- Directed by: Duke Kelly
- Written by: Duke Kelly Rand Porter Robert Linder
- Starring: Tommy Kirk Duke Kelly Cheryl Waters Robert Ford Grayling Sherry Bain
- Production company: V/M Productions
- Release date: 1971;
- Country: United States

= Ride the Hot Wind =

1971 American action film

Ride the Hot Wind is a 1971 film. It was made by Ted Kelly who was a good friend of Audie Murphy.

In 1975, Kirk, Kelly, and several others of those involved in Ride The Hot Wind made My Name Is Legend.

==Plot==
Captain Gregory Shank is a Vietnam veteran who has been imprisoned by the U.S. Army for being responsible for a massacre during the war. After he's released he tries to star fresh but employers fire him after they find out his past, he gets in brawls and he struggles to maintain a relationship. He falls in with some bikers.
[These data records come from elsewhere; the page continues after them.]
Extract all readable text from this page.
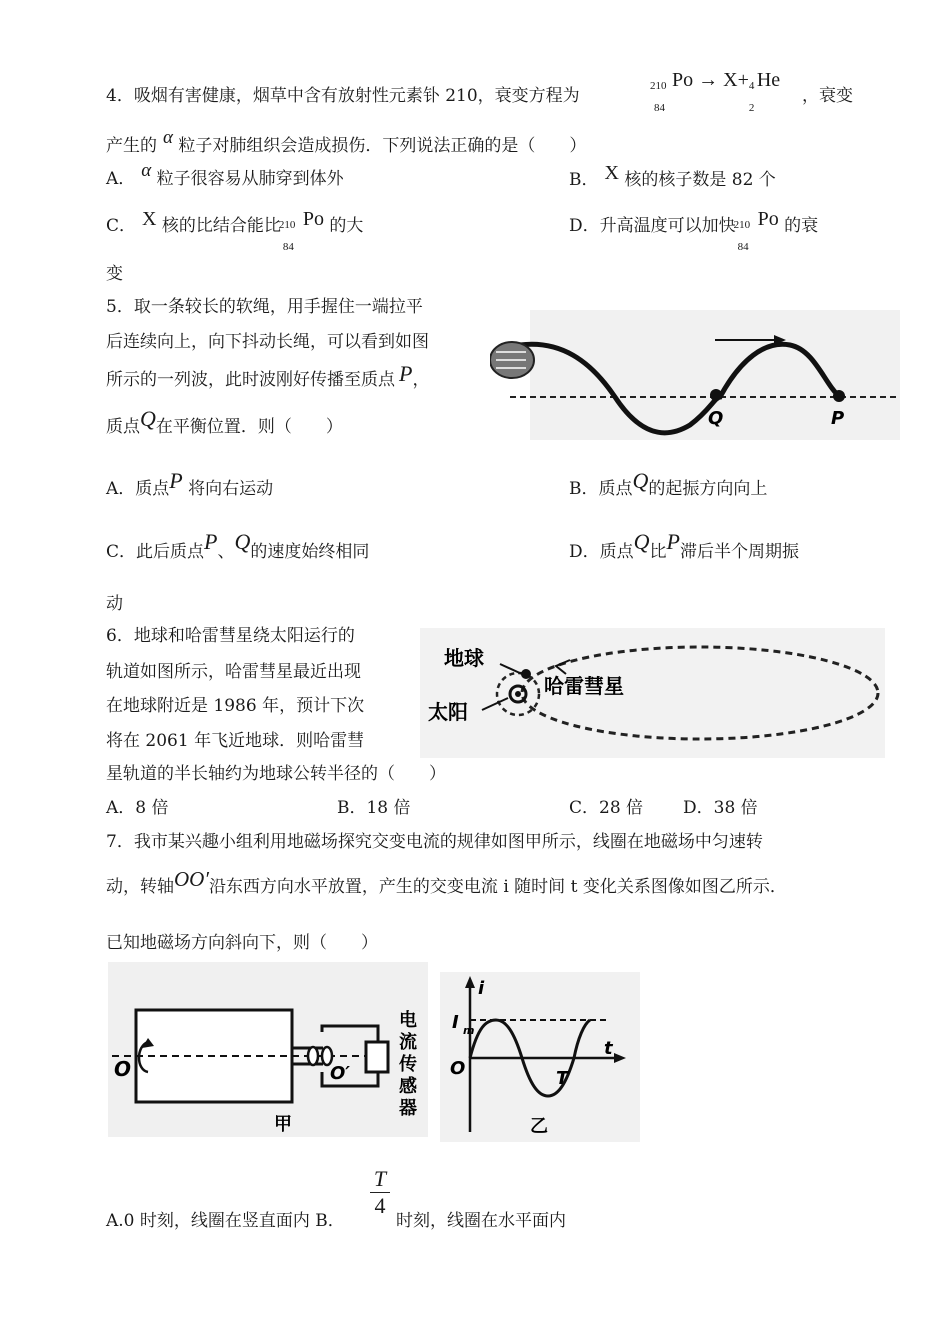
4．吸烟有害健康，烟草中含有放射性元素钋 210，衰变方程为	210
84
Po → X+ 4
2
He
，衰变
产生的 α 粒子对肺组织会造成损伤．下列说法正确的是（　　）
A． α 粒子很容易从肺穿到体外	B． X 核的核子数是 82 个
C． X 核的比结合能比
210
84
Po 的大	D．升高温度可以加快
210
84
Po 的衰
变
5．取一条较长的软绳，用手握住一端拉平
后连续向上，向下抖动长绳，可以看到如图
所示的一列波，此时波刚好传播至质点 P，
质点Q在平衡位置．则（　　）	Q	P
A．质点P 将向右运动	B．质点Q的起振方向向上
C．此后质点P、Q的速度始终相同	D．质点Q比P滞后半个周期振
动
6．地球和哈雷彗星绕太阳运行的
轨道如图所示，哈雷彗星最近出现
在地球附近是 1986 年，预计下次
将在 2061 年飞近地球．则哈雷彗
星轨道的半长轴约为地球公转半径的（　　）
地球
哈雷彗星
太阳
A．8 倍	B．18 倍	C．28 倍 D．38 倍
7．我市某兴趣小组利用地磁场探究交变电流的规律如图甲所示，线圈在地磁场中匀速转
动，转轴OO′沿东西方向水平放置，产生的交变电流 i 随时间 t 变化关系图像如图乙所示．
已知地磁场方向斜向下，则（　　）
O	O′
电
流
传
感
器
甲
i
I m
t
O	T
乙
A.0 时刻，线圈在竖直面内 B．
T
4
时刻，线圈在水平面内
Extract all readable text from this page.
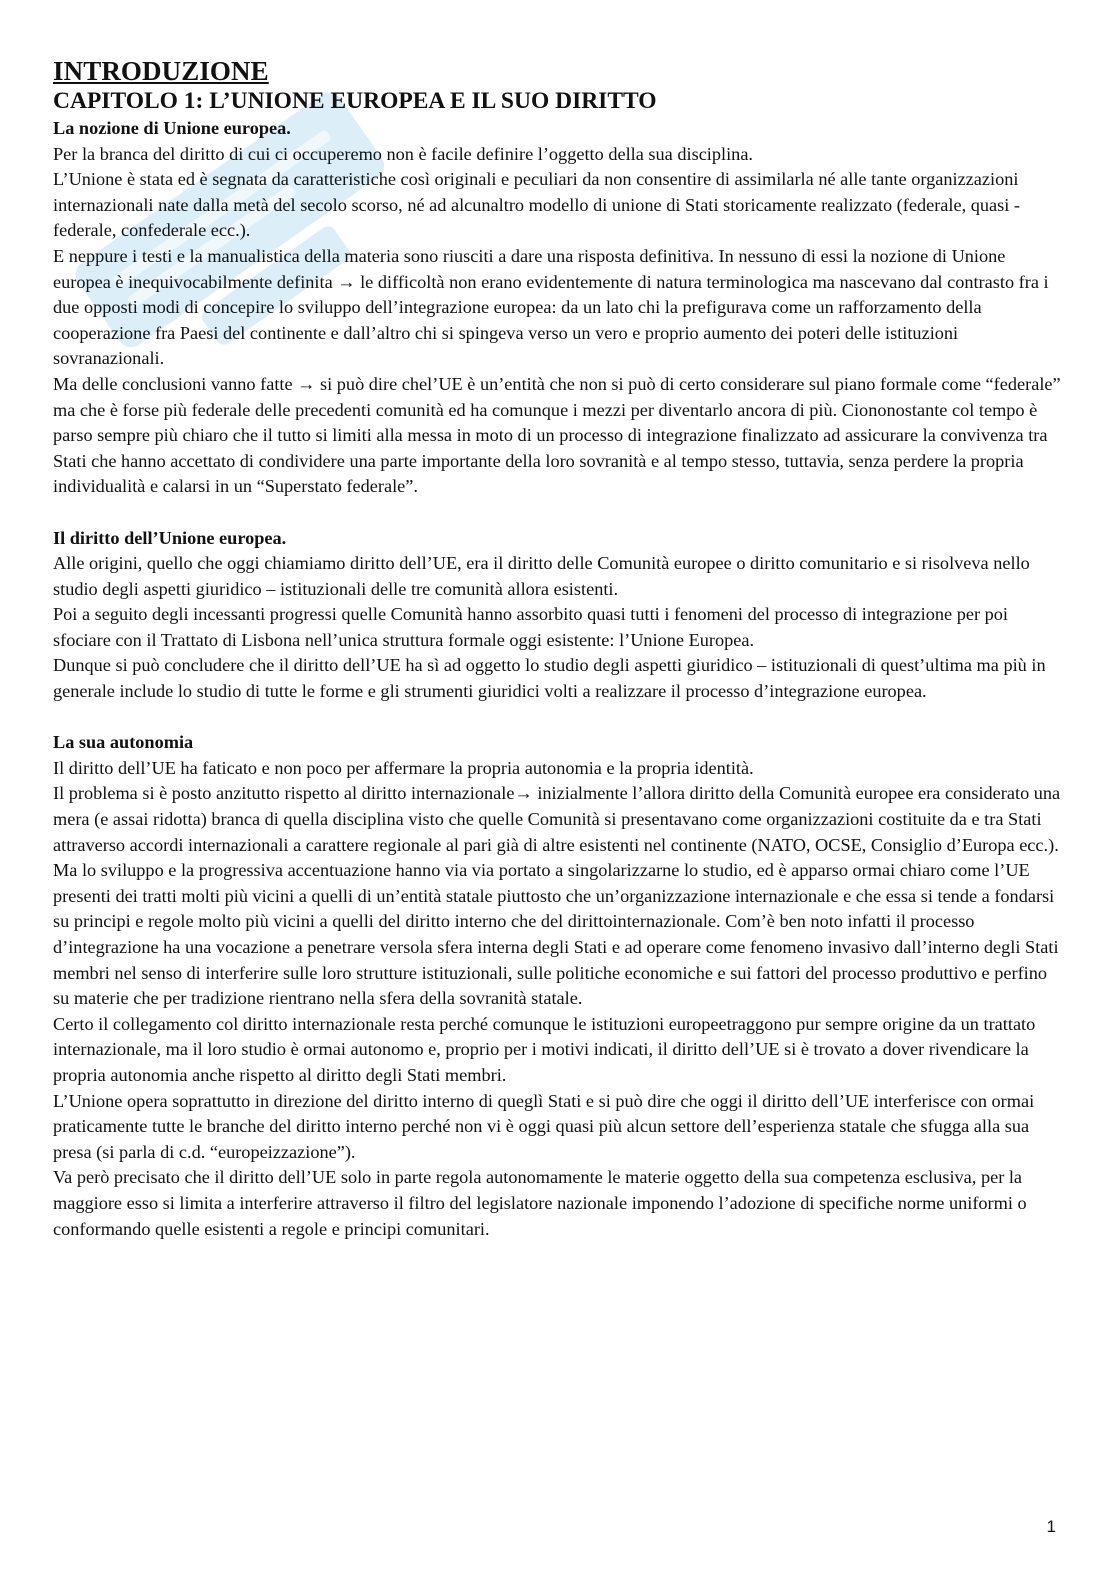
INTRODUZIONE
CAPITOLO 1: L’UNIONE EUROPEA E IL SUO DIRITTO
La nozione di Unione europea.

Per la branca del diritto di cui ci occuperemo non è facile definire l’oggetto della sua disciplina.

L’Unione è stata ed è segnata da caratteristiche così originali e peculiari da non consentire di assimilarla né alle tante organizzazioni internazionali nate dalla metà del secolo scorso, né ad alcunaltro modello di unione di Stati storicamente realizzato (federale, quasi - federale, confederale ecc.).

E neppure i testi e la manualistica della materia sono riusciti a dare una risposta definitiva. In nessuno di essi la nozione di Unione europea è inequivocabilmente definita → le difficoltà non erano evidentemente di natura terminologica ma nascevano dal contrasto fra i due opposti modi di concepire lo sviluppo dell’integrazione europea: da un lato chi la prefigurava come un rafforzamento della cooperazione fra Paesi del continente e dall’altro chi si spingeva verso un vero e proprio aumento dei poteri delle istituzioni sovranazionali.

Ma delle conclusioni vanno fatte → si può dire chel’UE è un’entità che non si può di certo considerare sul piano formale come “federale” ma che è forse più federale delle precedenti comunità ed ha comunque i mezzi per diventarlo ancora di più. Ciononostante col tempo è parso sempre più chiaro che il tutto si limiti alla messa in moto di un processo di integrazione finalizzato ad assicurare la convivenza tra Stati che hanno accettato di condividere una parte importante della loro sovranità e al tempo stesso, tuttavia, senza perdere la propria individualità e calarsi in un “Superstato federale”.

Il diritto dell’Unione europea.

Alle origini, quello che oggi chiamiamo diritto dell’UE, era il diritto delle Comunità europee o diritto comunitario e si risolveva nello studio degli aspetti giuridico – istituzionali delle tre comunità allora esistenti.

Poi a seguito degli incessanti progressi quelle Comunità hanno assorbito quasi tutti i fenomeni del processo di integrazione per poi sfociare con il Trattato di Lisbona nell’unica struttura formale oggi esistente: l’Unione Europea.

Dunque si può concludere che il diritto dell’UE ha sì ad oggetto lo studio degli aspetti giuridico – istituzionali di quest’ultima ma più in generale include lo studio di tutte le forme e gli strumenti giuridici volti a realizzare il processo d’integrazione europea.

La sua autonomia

Il diritto dell’UE ha faticato e non poco per affermare la propria autonomia e la propria identità.

Il problema si è posto anzitutto rispetto al diritto internazionale→ inizialmente l’allora diritto della Comunità europee era considerato una mera (e assai ridotta) branca di quella disciplina visto che quelle Comunità si presentavano come organizzazioni costituite da e tra Stati attraverso accordi internazionali a carattere regionale al pari già di altre esistenti nel continente (NATO, OCSE, Consiglio d’Europa ecc.).

Ma lo sviluppo e la progressiva accentuazione hanno via via portato a singolarizzarne lo studio, ed è apparso ormai chiaro come l’UE presenti dei tratti molti più vicini a quelli di un’entità statale piuttosto che un’organizzazione internazionale e che essa si tende a fondarsi su principi e regole molto più vicini a quelli del diritto interno che del dirittointernazionale. Com’è ben noto infatti il processo d’integrazione ha una vocazione a penetrare versola sfera interna degli Stati e ad operare come fenomeno invasivo dall’interno degli Stati membri nel senso di interferire sulle loro strutture istituzionali, sulle politiche economiche e sui fattori del processo produttivo e perfino su materie che per tradizione rientrano nella sfera della sovranità statale.

Certo il collegamento col diritto internazionale resta perché comunque le istituzioni europeetraggono pur sempre origine da un trattato internazionale, ma il loro studio è ormai autonomo e, proprio per i motivi indicati, il diritto dell’UE si è trovato a dover rivendicare la propria autonomia anche rispetto al diritto degli Stati membri.

L’Unione opera soprattutto in direzione del diritto interno di queglì Stati e si può dire che oggi il diritto dell’UE interferisce con ormai praticamente tutte le branche del diritto interno perché non vi è oggi quasi più alcun settore dell’esperienza statale che sfugga alla sua presa (si parla di c.d. “europeizzazione”).

Va però precisato che il diritto dell’UE solo in parte regola autonomamente le materie oggetto della sua competenza esclusiva, per la maggiore esso si limita a interferire attraverso il filtro del legislatore nazionale imponendo l’adozione di specifiche norme uniformi o conformando quelle esistenti a regole e principi comunitari.

1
They go on a crime spree and the police assume Gregory is the ringleader.

==Cast==
- Tommy Kirk as Gregory Shank
- Duke Kelly
- Cheryl Waters
- Sherry Bain
- Richard Ford Grayling
- Jared Snyder

==Production==
Tommy Kirk starred and later recalled about the movie:
This was his [Kelly's] attempt to do a sympathetic dramatisation of a Lieutenant Calley-type character (Mỹ Lai massacre) coming home and portraying his bitterness, alienation and unhappiness at being fingered as a murderer, a baby killer and a monster. That's who I played. I'm not completely embarrassed by the film, but after I saw it, I wished they would have cut some things. Some of it was pretty stinko. Other things weren't so bad. The movie as a whole was a failure, but it wasn't trash.